N1QL also has functions to help with querying:

  • Date functions that convert a date string into something which can be sorted and/or compared in a query

  • Regular expressions a powerful alternative to LIKE

  • String concatenation functions

  • Type coercion to parse a string as a number, for example

N1QL uses native JSON data types for Numbers, Strings, Boolean, Null, Arrays, and Objects. In addition, N1QL also supports binary types as required to interoperate with the Key-Value store, as well as MISSING, mentioned above. All data types have well defined semantics for comparison, sort order, date handling, and more. An interactive N1QL shell, called cbq, can be used to quickly issue queries and examine their results. To help novices get started quickly, an interactive tutorial is built into the query server itself.

See Querying with N1QL for information on how to query using N1QL and N1QL reference for the N1QL language reference and the N1QL REST API reference.

Key-Value operations

At the heart of Couchbase is the distributed Key-Value (KV) store. A KV store is an extremely simple, schema-less approach to data management that, as the name implies, stores a unique ID (key) together with a piece of arbitrary information (value); it may be thought of as a hash map or dictionary. The KV store itself can accept any data, whether it be a binary blob or a JSON document, and Couchbase features such as N1QL and MapReduce make use of the KV store’s ability to process JSON documents.

Due to their simplicity, KV operations execute with extremely low latency, often sub-millisecond. While the Query service is accessed by a defined query language (N1QL), the KV store is accessed using simple CRUD (Create, Read, Update, Delete) APIs, and thus provides a simpler interface when accessing documents using their IDs (primary keys).

The KV store contains the authoritative, most up-to-date state for each item. In order to perform better, query and MapReduce services provide eventually consistent indexes that, by default, use a version of the data that is potentially slightly out-of-date. However, they can instead elect to wait briefly to make sure they have had a chance to update before responding to a query. By contrast, querying the KV store directly will always access the latest version of data.

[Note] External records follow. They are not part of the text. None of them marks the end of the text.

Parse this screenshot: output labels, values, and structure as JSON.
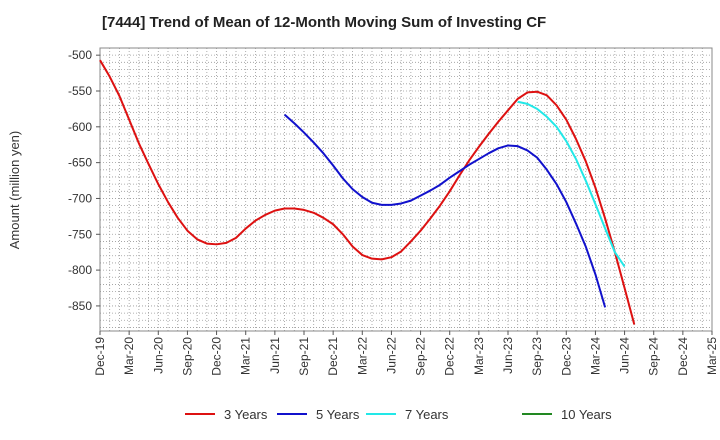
{
  "chart_data": {
    "type": "line",
    "title": "[7444]  Trend of Mean of 12-Month Moving Sum of Investing CF",
    "xlabel": "",
    "ylabel": "Amount (million yen)",
    "ylim": [
      -885,
      -490
    ],
    "yticks": [
      -500,
      -550,
      -600,
      -650,
      -700,
      -750,
      -800,
      -850
    ],
    "x_tick_labels": [
      "Dec-19",
      "Mar-20",
      "Jun-20",
      "Sep-20",
      "Dec-20",
      "Mar-21",
      "Jun-21",
      "Sep-21",
      "Dec-21",
      "Mar-22",
      "Jun-22",
      "Sep-22",
      "Dec-22",
      "Mar-23",
      "Jun-23",
      "Sep-23",
      "Dec-23",
      "Mar-24",
      "Jun-24",
      "Sep-24",
      "Dec-24",
      "Mar-25"
    ],
    "grid": true,
    "legend_position": "bottom",
    "series": [
      {
        "name": "3 Years",
        "color": "#dd1111",
        "points": [
          [
            0,
            -507
          ],
          [
            1,
            -530
          ],
          [
            2,
            -557
          ],
          [
            3,
            -590
          ],
          [
            4,
            -623
          ],
          [
            5,
            -652
          ],
          [
            6,
            -680
          ],
          [
            7,
            -705
          ],
          [
            8,
            -727
          ],
          [
            9,
            -745
          ],
          [
            10,
            -757
          ],
          [
            11,
            -763
          ],
          [
            12,
            -764
          ],
          [
            13,
            -762
          ],
          [
            14,
            -755
          ],
          [
            15,
            -742
          ],
          [
            16,
            -731
          ],
          [
            17,
            -723
          ],
          [
            18,
            -717
          ],
          [
            19,
            -714
          ],
          [
            20,
            -714
          ],
          [
            21,
            -716
          ],
          [
            22,
            -720
          ],
          [
            23,
            -727
          ],
          [
            24,
            -736
          ],
          [
            25,
            -750
          ],
          [
            26,
            -767
          ],
          [
            27,
            -779
          ],
          [
            28,
            -784
          ],
          [
            29,
            -785
          ],
          [
            30,
            -782
          ],
          [
            31,
            -774
          ],
          [
            32,
            -760
          ],
          [
            33,
            -745
          ],
          [
            34,
            -728
          ],
          [
            35,
            -710
          ],
          [
            36,
            -690
          ],
          [
            37,
            -668
          ],
          [
            38,
            -647
          ],
          [
            39,
            -628
          ],
          [
            40,
            -610
          ],
          [
            41,
            -593
          ],
          [
            42,
            -577
          ],
          [
            43,
            -561
          ],
          [
            44,
            -552
          ],
          [
            45,
            -551
          ],
          [
            46,
            -556
          ],
          [
            47,
            -570
          ],
          [
            48,
            -590
          ],
          [
            49,
            -617
          ],
          [
            50,
            -648
          ],
          [
            51,
            -685
          ],
          [
            52,
            -728
          ],
          [
            53,
            -775
          ],
          [
            54,
            -825
          ],
          [
            55,
            -876
          ]
        ]
      },
      {
        "name": "5 Years",
        "color": "#1111cc",
        "points": [
          [
            19,
            -583
          ],
          [
            20,
            -595
          ],
          [
            21,
            -608
          ],
          [
            22,
            -622
          ],
          [
            23,
            -637
          ],
          [
            24,
            -654
          ],
          [
            25,
            -672
          ],
          [
            26,
            -687
          ],
          [
            27,
            -698
          ],
          [
            28,
            -706
          ],
          [
            29,
            -709
          ],
          [
            30,
            -709
          ],
          [
            31,
            -707
          ],
          [
            32,
            -703
          ],
          [
            33,
            -696
          ],
          [
            34,
            -689
          ],
          [
            35,
            -681
          ],
          [
            36,
            -671
          ],
          [
            37,
            -662
          ],
          [
            38,
            -653
          ],
          [
            39,
            -645
          ],
          [
            40,
            -637
          ],
          [
            41,
            -630
          ],
          [
            42,
            -626
          ],
          [
            43,
            -627
          ],
          [
            44,
            -633
          ],
          [
            45,
            -643
          ],
          [
            46,
            -660
          ],
          [
            47,
            -680
          ],
          [
            48,
            -705
          ],
          [
            49,
            -735
          ],
          [
            50,
            -767
          ],
          [
            51,
            -806
          ],
          [
            52,
            -852
          ]
        ]
      },
      {
        "name": "7 Years",
        "color": "#22e8e8",
        "points": [
          [
            43,
            -565
          ],
          [
            44,
            -568
          ],
          [
            45,
            -575
          ],
          [
            46,
            -586
          ],
          [
            47,
            -600
          ],
          [
            48,
            -620
          ],
          [
            49,
            -645
          ],
          [
            50,
            -675
          ],
          [
            51,
            -708
          ],
          [
            52,
            -742
          ],
          [
            53,
            -775
          ],
          [
            54,
            -795
          ]
        ]
      },
      {
        "name": "10 Years",
        "color": "#228822",
        "points": []
      }
    ]
  }
}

While N1QL provides a richer query interface, applications will use the KV store when speed, consistency, and simplified access patterns are preferred over flexible query options.

All KV operations are atomic, which means that Read and Update are individual operations. In order to avoid conflicts that might arise with multiple concurrent updates to the same document, applications may make use of Compare-And-Swap (CAS), which is a per-document checksum that Couchbase modifies each time a document is changed.

MapReduce Views

Developers can write custom JavaScript MapReduce programs to specify complex indexing and aggregation of items stored in Couchbase. MapReduce is a programming model for distributed data processing on highly parallelizable data: the map function reads all documents across the cluster, filters them to select the relevant information, and then emits the results; the reduce function sorts and aggregates the results. MapReduce is most useful for highly customized data processing on large input sets.

MapReduce data processing is incremental, so the output continues to update as the underlying data undergoes mutations.

Programmers can also write Spatial MapReduce programs that operate on geometric data in the form of GeoJSON, n-dimensional numeric data (hyper-cubes), or a combination of the two. This can be used to handle queries about geometries, for example, to return a list of all items within a particular bounding box.

MapReduce programs output either MapReduce Views or Spatial Views, which are described further in Indexing.

Couchbase Server performs search queries using Couchbase FTS (Developer Preview), an integrated full text search engine. With Couchbase full text search, you, as a developer, can easily add full-text search capabilities to your application without deploying additional components, which reduces operational complexity. Alternatively, if you are using external search engines such as Elasticsearch or Lucidworks, you can leverage the available connectors to continuously replicate data from the Couchbase Server cluster to the search engines.